MAS ready to rebuild brand image as pitch dust settles

So at last, the pitch is over. Almost a year after Media predicted that Malaysia Airlines would review its creative and media requirements, the ailing airline selected Ogilvy & Mather and MindShare to succeed Leo Burnett and Starcom on one of Asia's most high-profile accounts.

By some standards, furthermore, the pitch was hardly the protracted saga that many expected, after the examples set by recent Malaysian mega-reviews.

Instead, we had the curious sight of MAS 'parking' the business with Publicis, rather than stomach three more months with Burnett while the pitch unfolded. Thirty-one tendering agencies were cut down to seven, before Ogilvy beat out competition from three others, including the highly-fancied TBWA-ISC, to take creative.

MindShare's win over Carat and ZenithOptimedia raised few eyebrows; according to some sources, albeit those from GroupM, the agency has not lost a pitch in Malaysia in two years.

But where exactly does the whole process leave MAS? The airline's problems have been well-publicised: it recently reported its first profit in five quarters, after slashing jobs, shutting down unprofitable routes and introducing more fiscal discipline.

Much of this is down to the 'turnaround team' headed by MAS chief executive Idris Jala, who — unsurprisingly — has also slashed the airline's advertising budget this year.

MAS' adspend is believed to be less than half of that now, skewed towards below-the-line and tactical work. While many see the cuts as understandable, the decision to decelerate above-the-line is met with more concern.

"If they are serious about being a world-class airline, they can't be a best-kept secret," says one agency source familiar with the account.

"If they want to go back to being one of the premium airlines in Asia, they have to advertise above-the-line. It would definitely make sense to do some targeted brand communications."

According to MAS senior GM of corporate communications Indira Nair, however, that will not happen any time soon. Instead, Nair says the airline is re-examining all aspects of its customer touchpoints, as it aims for a channel planning approach that will be led in conjunction with MindShare.

"I think I would disagree with MAS' previous strategy of equating brand communications with ATL," says Nair. "We are looking at 125 initiatives to improve touchpoints — to me, that's branding, because that's about the experience the customer has of the brand."

So while ATL may not necessarily get the boost that creative agencies crave, Nair is confident that overall marketing spend will rise in 2007. In a significant departure, meanwhile, she points out that business class will not necessarily form the core of MAS' marketing platforms — instead, the airline is readying a proposition based around Malaysian hospitality.

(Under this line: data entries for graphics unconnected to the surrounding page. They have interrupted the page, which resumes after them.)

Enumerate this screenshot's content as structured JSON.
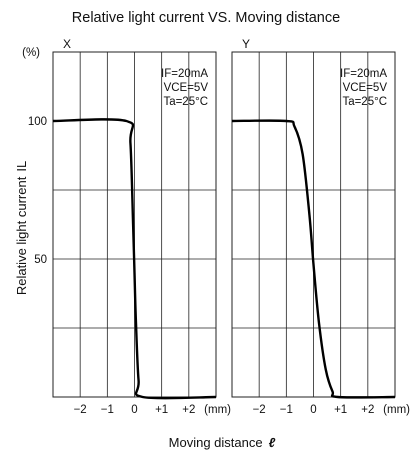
{
  "chart_data": {
    "type": "line",
    "title": "Relative light current VS. Moving distance",
    "xlabel": "Moving distance",
    "xlabel_symbol": "ℓ",
    "ylabel": "Relative light current",
    "ylabel_symbol": "IL",
    "y_unit": "(%)",
    "x_unit": "(mm)",
    "xlim": [
      -3,
      3
    ],
    "ylim": [
      0,
      100
    ],
    "y_ticks": [
      {
        "value": 100,
        "label": "100"
      },
      {
        "value": 50,
        "label": "50"
      }
    ],
    "grid": true,
    "panels": [
      {
        "name": "X",
        "conditions": [
          "IF=20mA",
          "VCE=5V",
          "Ta=25°C"
        ],
        "x_ticks": [
          {
            "value": -2,
            "label": "−2"
          },
          {
            "value": -1,
            "label": "−1"
          },
          {
            "value": 0,
            "label": "0"
          },
          {
            "value": 1,
            "label": "+1"
          },
          {
            "value": 2,
            "label": "+2"
          }
        ],
        "x": [
          -3,
          -0.3,
          -0.15,
          -0.05,
          0,
          0.05,
          0.15,
          0.3,
          3
        ],
        "y": [
          100,
          100,
          92,
          62,
          45,
          28,
          6,
          0,
          0
        ]
      },
      {
        "name": "Y",
        "conditions": [
          "IF=20mA",
          "VCE=5V",
          "Ta=25°C"
        ],
        "x_ticks": [
          {
            "value": -2,
            "label": "−2"
          },
          {
            "value": -1,
            "label": "−1"
          },
          {
            "value": 0,
            "label": "0"
          },
          {
            "value": 1,
            "label": "+1"
          },
          {
            "value": 2,
            "label": "+2"
          }
        ],
        "x": [
          -3,
          -1.0,
          -0.7,
          -0.4,
          -0.15,
          0,
          0.2,
          0.45,
          0.7,
          0.9,
          3
        ],
        "y": [
          100,
          100,
          98,
          88,
          66,
          48,
          27,
          10,
          2,
          0,
          0
        ]
      }
    ]
  }
}
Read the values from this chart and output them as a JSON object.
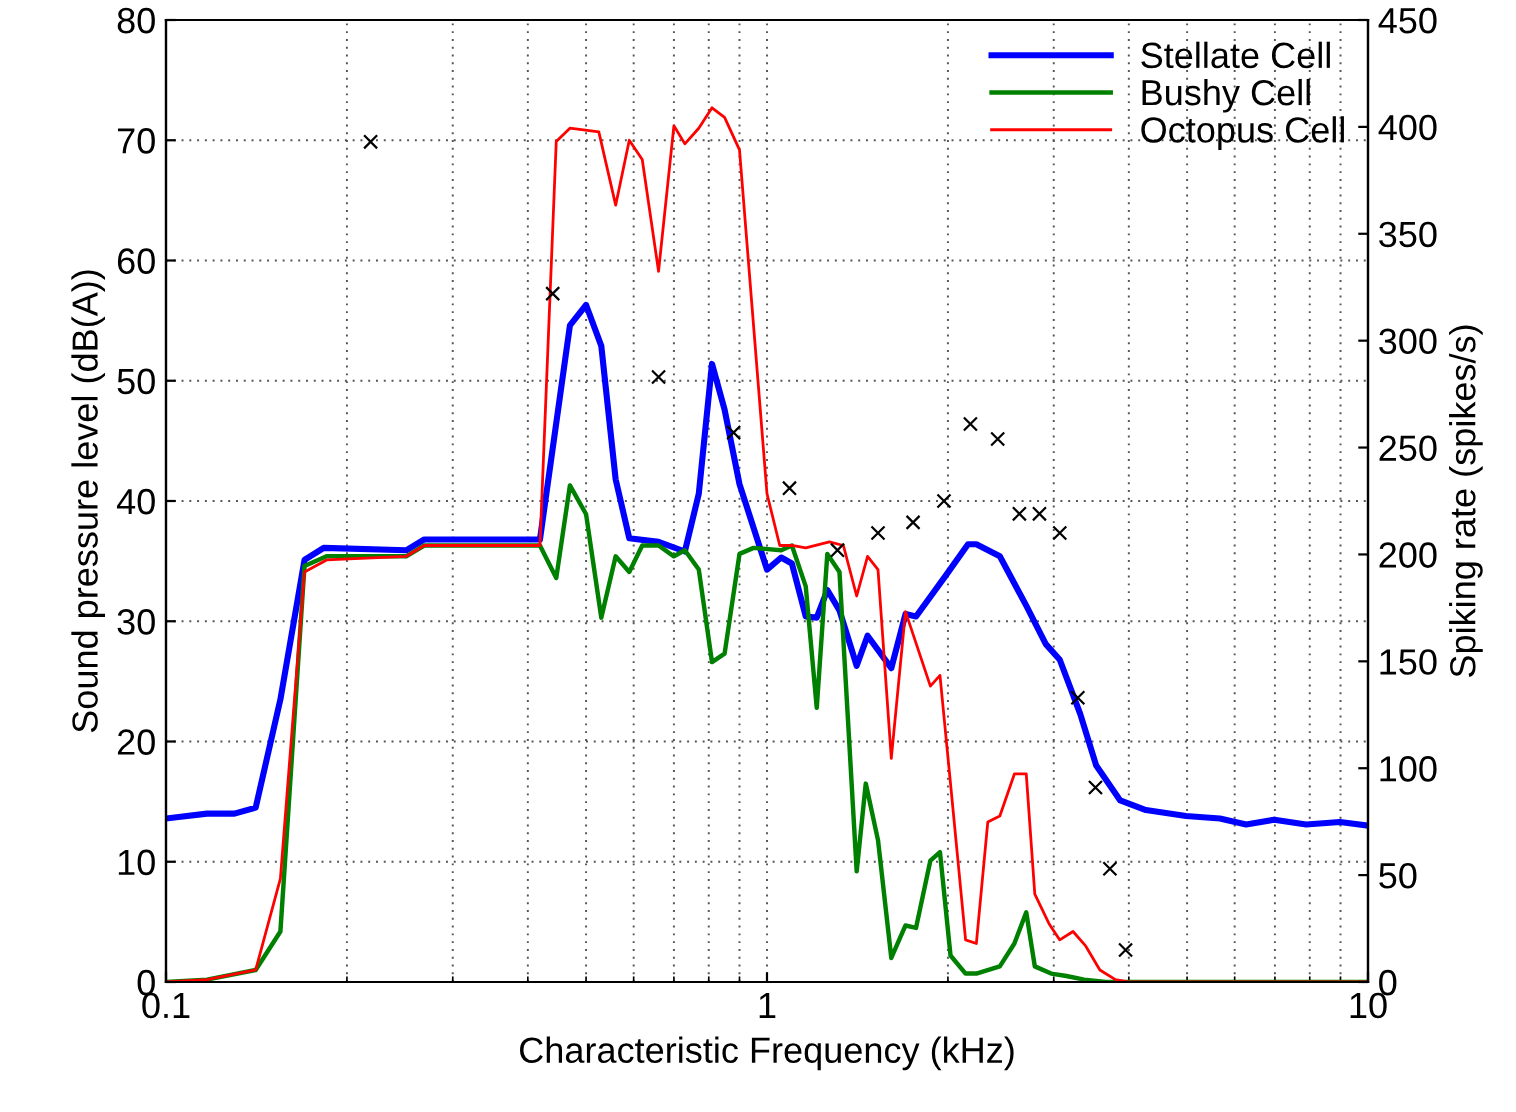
{
  "chart_data": {
    "type": "line",
    "xlabel": "Characteristic Frequency (kHz)",
    "ylabel": "Sound pressure level (dB(A))",
    "y2label": "Spiking rate (spikes/s)",
    "log": "x",
    "xlim": [
      0.1,
      10
    ],
    "xticks": [
      0.1,
      1,
      10
    ],
    "ylim": [
      0,
      80
    ],
    "yticks": [
      0,
      10,
      20,
      30,
      40,
      50,
      60,
      70,
      80
    ],
    "y2lim": [
      0,
      450
    ],
    "y2ticks": [
      0,
      50,
      100,
      150,
      200,
      250,
      300,
      350,
      400,
      450
    ],
    "grid": true,
    "legend": "top right",
    "series": [
      {
        "name": "Stellate Cell",
        "color": "#0000ff",
        "x": [
          0.1,
          0.117,
          0.13,
          0.141,
          0.155,
          0.17,
          0.183,
          0.251,
          0.269,
          0.419,
          0.47,
          0.5,
          0.53,
          0.56,
          0.59,
          0.66,
          0.73,
          0.77,
          0.81,
          0.85,
          0.9,
          1.0,
          1.056,
          1.1,
          1.16,
          1.21,
          1.26,
          1.32,
          1.41,
          1.47,
          1.61,
          1.7,
          1.77,
          1.99,
          2.16,
          2.23,
          2.44,
          2.7,
          2.91,
          3.07,
          3.32,
          3.53,
          3.87,
          4.27,
          4.98,
          5.67,
          6.27,
          6.98,
          7.89,
          8.98,
          10
        ],
        "values": [
          13.6,
          14.0,
          14.0,
          14.5,
          23.5,
          35.1,
          36.1,
          35.9,
          36.8,
          36.8,
          54.6,
          56.3,
          52.9,
          41.8,
          36.9,
          36.6,
          35.8,
          40.6,
          51.4,
          47.6,
          41.4,
          34.3,
          35.3,
          34.8,
          30.4,
          30.3,
          32.6,
          30.9,
          26.3,
          28.8,
          26.1,
          30.6,
          30.4,
          33.9,
          36.4,
          36.4,
          35.4,
          31.3,
          28.1,
          26.8,
          22.3,
          18.0,
          15.1,
          14.3,
          13.8,
          13.6,
          13.1,
          13.5,
          13.1,
          13.3,
          13.0
        ]
      },
      {
        "name": "Bushy Cell",
        "color": "#008000",
        "x": [
          0.1,
          0.117,
          0.141,
          0.155,
          0.17,
          0.185,
          0.251,
          0.269,
          0.419,
          0.446,
          0.47,
          0.5,
          0.53,
          0.56,
          0.59,
          0.62,
          0.66,
          0.7,
          0.73,
          0.77,
          0.81,
          0.85,
          0.9,
          0.95,
          1.056,
          1.1,
          1.16,
          1.21,
          1.26,
          1.32,
          1.41,
          1.46,
          1.53,
          1.61,
          1.7,
          1.77,
          1.87,
          1.94,
          2.02,
          2.14,
          2.23,
          2.44,
          2.58,
          2.7,
          2.79,
          2.97,
          3.15,
          3.37,
          3.66,
          10
        ],
        "values": [
          0,
          0.2,
          1.0,
          4.2,
          34.6,
          35.4,
          35.4,
          36.3,
          36.3,
          33.6,
          41.3,
          38.9,
          30.3,
          35.4,
          34.1,
          36.3,
          36.3,
          35.4,
          35.9,
          34.3,
          26.6,
          27.3,
          35.6,
          36.1,
          35.9,
          36.3,
          32.9,
          22.8,
          35.6,
          34.1,
          9.2,
          16.5,
          11.8,
          2.0,
          4.7,
          4.5,
          10.1,
          10.8,
          2.2,
          0.7,
          0.7,
          1.3,
          3.2,
          5.8,
          1.3,
          0.7,
          0.5,
          0.2,
          0,
          0
        ]
      },
      {
        "name": "Octopus Cell",
        "color": "#ff0000",
        "x": [
          0.1,
          0.117,
          0.141,
          0.155,
          0.17,
          0.185,
          0.251,
          0.269,
          0.419,
          0.446,
          0.47,
          0.525,
          0.56,
          0.59,
          0.62,
          0.66,
          0.7,
          0.73,
          0.77,
          0.81,
          0.85,
          0.9,
          1.0,
          1.05,
          1.1,
          1.16,
          1.27,
          1.34,
          1.41,
          1.47,
          1.53,
          1.61,
          1.7,
          1.87,
          1.94,
          2.02,
          2.14,
          2.23,
          2.33,
          2.44,
          2.58,
          2.7,
          2.79,
          2.95,
          3.07,
          3.23,
          3.39,
          3.58,
          3.8,
          4.01,
          10
        ],
        "values": [
          0,
          0.2,
          1.0,
          8.6,
          34.1,
          35.1,
          35.4,
          36.3,
          36.3,
          69.9,
          71.0,
          70.7,
          64.6,
          70.0,
          68.4,
          59.1,
          71.2,
          69.7,
          71.0,
          72.7,
          71.9,
          69.2,
          40.6,
          36.3,
          36.3,
          36.1,
          36.6,
          36.3,
          32.1,
          35.4,
          34.3,
          18.6,
          30.8,
          24.6,
          25.5,
          16.5,
          3.5,
          3.2,
          13.3,
          13.8,
          17.3,
          17.3,
          7.3,
          4.8,
          3.5,
          4.2,
          3.0,
          1.0,
          0.2,
          0,
          0
        ]
      },
      {
        "type": "scatter",
        "axis": "y2",
        "color": "#000000",
        "marker": "cross",
        "x": [
          0.219,
          0.44,
          0.66,
          0.88,
          1.09,
          1.31,
          1.53,
          1.75,
          1.97,
          2.18,
          2.42,
          2.63,
          2.84,
          3.07,
          3.29,
          3.52,
          3.72,
          3.95
        ],
        "values": [
          393,
          322,
          283,
          257,
          231,
          202,
          210,
          215,
          225,
          261,
          254,
          219,
          219,
          210,
          133,
          91,
          53,
          15
        ]
      }
    ]
  }
}
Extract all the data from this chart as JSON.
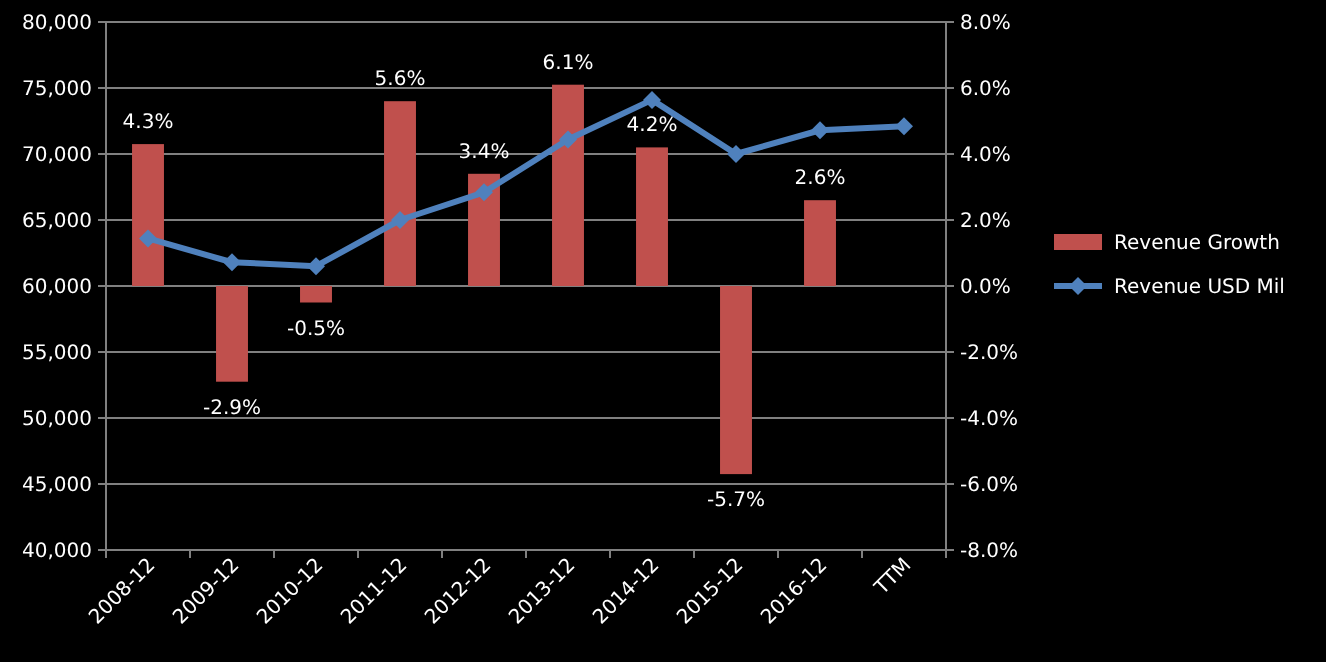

"What we are now looking at is Malaysian hospitality across all classes. It's a cultural revolution that MAS is beginning, which has to become a way of living for this airline," explains Nair.

Rumour has it that the airline revised its agency fees downwards on more than one occasion this year — hardly the ideal beginning for a fruitful relationship with its new partners. Even on that count, however, Nair is sanguine — pointing out that the indicative pitch budgets were RM 40 million (US$11.2 million) and RM 10 million for media and creative, respectively.

"For me the fee is irrelevant — what is relevant is the return on our investment," says Nair. "My own view is that agencies put a lot of bodies in the team — but do these bodies provide something that a client can't do themselves?"